In effect, the people’s vote would cancel the Senate’s earlier rejection of the legislation. This is perfectly democratic. After all, the actual legislation would have gone before the people. It would not be some vague promise or vague mandate to do something like “Budget repair”. It would guard against undemocratic surprises, such as the 2014 Budget, being foisted on voters.

But it would allow a Government to eventually get its way without disruptive double dissolutions.

If, however, the Senate retained the power to reject legislation at least until after a supervening election won by the Government, it would remain an effective house of review. The Government would get the choice of accepting Senate amendments or having to delay the legislation until it was put to an electoral test.

It is dangerous for governments to always get their own way immediately and to have no checks or balances. But it is equally dangerous for governments not to be able to enact their legislative program.

There are other advantages to removing double dissolutions. Without them, it would be easier to have fixed terms with, say, elections on the last Saturday in November every three years. (If you went for four-year terms, Senators’ terms would be an overly long eight years.)

Fixed terms would be better for business and everyone involved in politics and administration. People could plan better.

Double dissolutions are bad because they disrupt the election cycle. This is because senators take their seats immediately and their terms are back-dated to the previous 1 July. For practical purposes the House election has to be held at the same time as the next half-Senate election, so its term gets shortened by however long the back dating is.

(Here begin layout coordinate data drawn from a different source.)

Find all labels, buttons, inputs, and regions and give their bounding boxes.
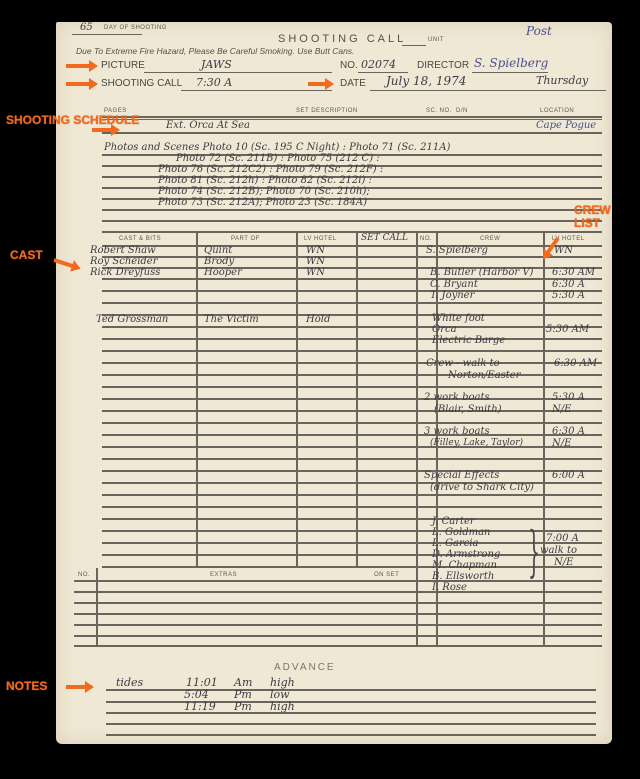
col-part-of: PART OF xyxy=(231,236,260,242)
cast-hotel: Hold xyxy=(306,314,330,325)
cast-hotel: WN xyxy=(306,245,325,256)
shooting-call-value: 7:30 A xyxy=(196,76,232,89)
form-title: SHOOTING CALL xyxy=(278,33,406,45)
day-of-shooting-label: DAY OF SHOOTING xyxy=(104,25,167,31)
schedule-line: Photos and Scenes Photo 10 (Sc. 195 C Ni… xyxy=(104,142,450,153)
col-extras: EXTRAS xyxy=(210,572,237,578)
crew-time: 7:00 A xyxy=(546,533,579,544)
cast-name: Ted Grossman xyxy=(96,314,168,325)
cast-part: The Victim xyxy=(204,314,259,325)
bracket-mark: } xyxy=(528,520,540,583)
col-extras-no: NO. xyxy=(78,572,90,578)
col-on-set: ON SET xyxy=(374,572,399,578)
arrow-picture-icon xyxy=(66,64,90,68)
crew-time: 6:30 A xyxy=(552,426,585,437)
col-sc-no: SC. NO. xyxy=(426,108,452,114)
crew-time: 5:30 A xyxy=(552,392,585,403)
call-sheet-paper: 65 DAY OF SHOOTING SHOOTING CALL UNIT Po… xyxy=(56,22,612,744)
cast-part: Brody xyxy=(204,256,234,267)
fire-warning: Due To Extreme Fire Hazard, Please Be Ca… xyxy=(76,46,354,56)
crew-time: WN xyxy=(554,245,573,256)
col-lv-hotel: LV HOTEL xyxy=(304,236,337,242)
schedule-line: Photo 76 (Sc. 212C2) : Photo 79 (Sc. 212… xyxy=(158,164,383,175)
crew-time: 5:30 A xyxy=(552,290,585,301)
schedule-line: Photo 81 (Sc. 212h) : Photo 82 (Sc. 212i… xyxy=(158,175,372,186)
crew-name: B. Butler (Harbor V) xyxy=(430,267,533,278)
location-value: Cape Pogue xyxy=(536,120,596,131)
unit-label: UNIT xyxy=(428,37,444,43)
crew-time: N/E xyxy=(552,404,571,415)
cast-hotel: WN xyxy=(306,256,325,267)
crew-name: Special Effects xyxy=(424,470,499,481)
crew-name: White foot xyxy=(432,313,485,324)
arrow-schedule-icon xyxy=(92,128,112,132)
crew-name: Norton/Easter xyxy=(448,370,521,381)
crew-name: C. Bryant xyxy=(430,279,478,290)
crew-name: 2 work boats xyxy=(424,392,490,403)
date-value: July 18, 1974 xyxy=(386,74,466,88)
day-value: Thursday xyxy=(536,74,588,87)
crew-time: N/E xyxy=(552,438,571,449)
director-label: DIRECTOR xyxy=(417,60,469,71)
crew-time: walk to xyxy=(540,545,577,556)
crew-name: J. Carter xyxy=(432,516,475,527)
crew-name: Electric Barge xyxy=(432,335,505,346)
col-location: LOCATION xyxy=(540,108,574,114)
crew-time: 6:30 A xyxy=(552,279,585,290)
col-set-description: SET DESCRIPTION xyxy=(296,108,358,114)
shooting-call-label: SHOOTING CALL xyxy=(101,78,182,89)
crew-name: T. Joyner xyxy=(430,290,474,301)
crew-time: 6:30 AM xyxy=(554,358,597,369)
picture-label: PICTURE xyxy=(101,60,145,71)
cast-part: Quint xyxy=(204,245,232,256)
annotation-crew-list: CREW LIST xyxy=(574,204,614,230)
crew-name: (Blair, Smith) xyxy=(434,404,502,415)
annotation-notes: NOTES xyxy=(6,680,47,693)
crew-time: N/E xyxy=(554,557,573,568)
advance-stamp: ADVANCE xyxy=(274,662,336,673)
col-crew-no: NO. xyxy=(420,236,432,242)
crew-time: 6:00 A xyxy=(552,470,585,481)
director-value: S. Spielberg xyxy=(474,56,548,70)
crew-name: 3 work boats xyxy=(424,426,490,437)
arrow-shooting-call-icon xyxy=(66,82,90,86)
schedule-line: Photo 73 (Sc. 212A); Photo 23 (Sc. 184A) xyxy=(158,197,367,208)
no-label: NO. xyxy=(340,60,358,71)
schedule-line: Photo 72 (Sc. 211B) : Photo 75 (212 C) : xyxy=(176,153,380,164)
cast-name: Robert Shaw xyxy=(90,245,156,256)
annotation-cast: CAST xyxy=(10,249,43,262)
crew-name: (Filley, Lake, Taylor) xyxy=(430,438,523,448)
picture-value: JAWS xyxy=(201,58,232,71)
tide-label: tides xyxy=(116,676,143,689)
crew-name: S. Spielberg xyxy=(426,245,488,256)
crew-name: L. Goldman xyxy=(432,527,491,538)
arrow-notes-icon xyxy=(66,685,86,689)
crew-name: (drive to Shark City) xyxy=(430,482,534,493)
date-label: DATE xyxy=(340,78,366,89)
schedule-line: Photo 74 (Sc. 212B); Photo 70 (Sc. 210h)… xyxy=(158,186,370,197)
crew-time: 6:30 AM xyxy=(552,267,595,278)
crew-name: D. Armstrong xyxy=(432,549,500,560)
set-description-value: Ext. Orca At Sea xyxy=(166,120,250,131)
crew-name: L. Garcia xyxy=(432,538,479,549)
unit-note: Post xyxy=(526,24,552,38)
col-dn: D/N xyxy=(456,108,468,114)
col-crew: CREW xyxy=(480,236,500,242)
cast-hotel: WN xyxy=(306,267,325,278)
arrow-date-icon xyxy=(308,82,326,86)
no-value: 02074 xyxy=(361,58,396,71)
crew-name: Orca xyxy=(432,324,457,335)
cast-name: Roy Scheider xyxy=(90,256,158,267)
day-of-shooting-value: 65 xyxy=(80,22,93,33)
cast-part: Hooper xyxy=(204,267,242,278)
crew-name: Crew - walk to xyxy=(426,358,500,369)
crew-name: M. Chapman xyxy=(432,560,497,571)
col-cast-bits: CAST & BITS xyxy=(119,236,161,242)
col-set-call: SET CALL xyxy=(361,233,408,243)
crew-time: 5:30 AM xyxy=(546,324,589,335)
cast-name: Rick Dreyfuss xyxy=(90,267,160,278)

At the 2 July 2016 double dissolution election, it meant a back-dating of only one day, but if a double dissolution election was held in, say, March, it would mean the next House of Representative’s term would be cut by nine months.

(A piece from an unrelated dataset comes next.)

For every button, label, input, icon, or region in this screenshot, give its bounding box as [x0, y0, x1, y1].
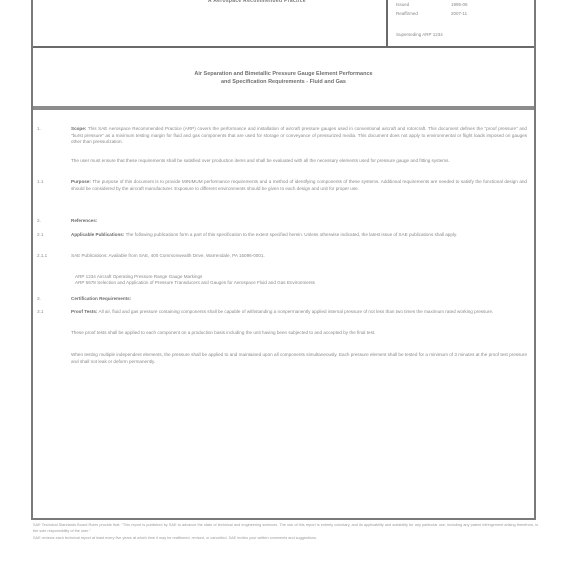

As it is, Governments do not like winter elections so the present Parliament is likely to be cut by two or three months with a March or April 2019 election.

Abbott said the paralysis in Parliament had a direct effect on the prime minister. He said a prime minister who could not get the Government’s agenda through could not expect to survive.

But Abbott’s solution goes to far because under his proposal a Government could get a hidden agenda through after an election.

Indeed, Abbott seems to have misunderstood what happened. He did not survive, not because he could not get his hidden agenda through, but precisely because he revealed the hidden agenda after the election.

A woolly mandate such as “Budget repair” should not empower a Government to get whatever it wants. But if a Government takes the detailed rejected legislation to the people, then it should go through without Senate obstruction.

In a way, Paul Keating got the point at the 1993 election. He told the people that, if they elected John Hewson and the detailed Fightback! program, he would allow it through and the people should not to expect Labor in the Senate to save them. It worked.
CRISPIN HULL
This article first appeared in The Canberra Times and other Fairfax Media on 4 February 2017.

One thought on “Abolish double dissolutions and have fixed terms”

  1. its not the senate that is broken, democracy is broken. In Australia and places like USA and UK elections are won by very small margins. In Australia we see federal and states with one seat margins. That is not a mandate.

    In Australia the senate has saved us cancelling unemployment benefit, medicare co-payment, what next? conscription. A margin of 1 or a few seats is not democracy, it is simply red v blue.

    At least in USA reps and senate cross the floor, here that is rare. Mal Colston one of the few to get more money for his state.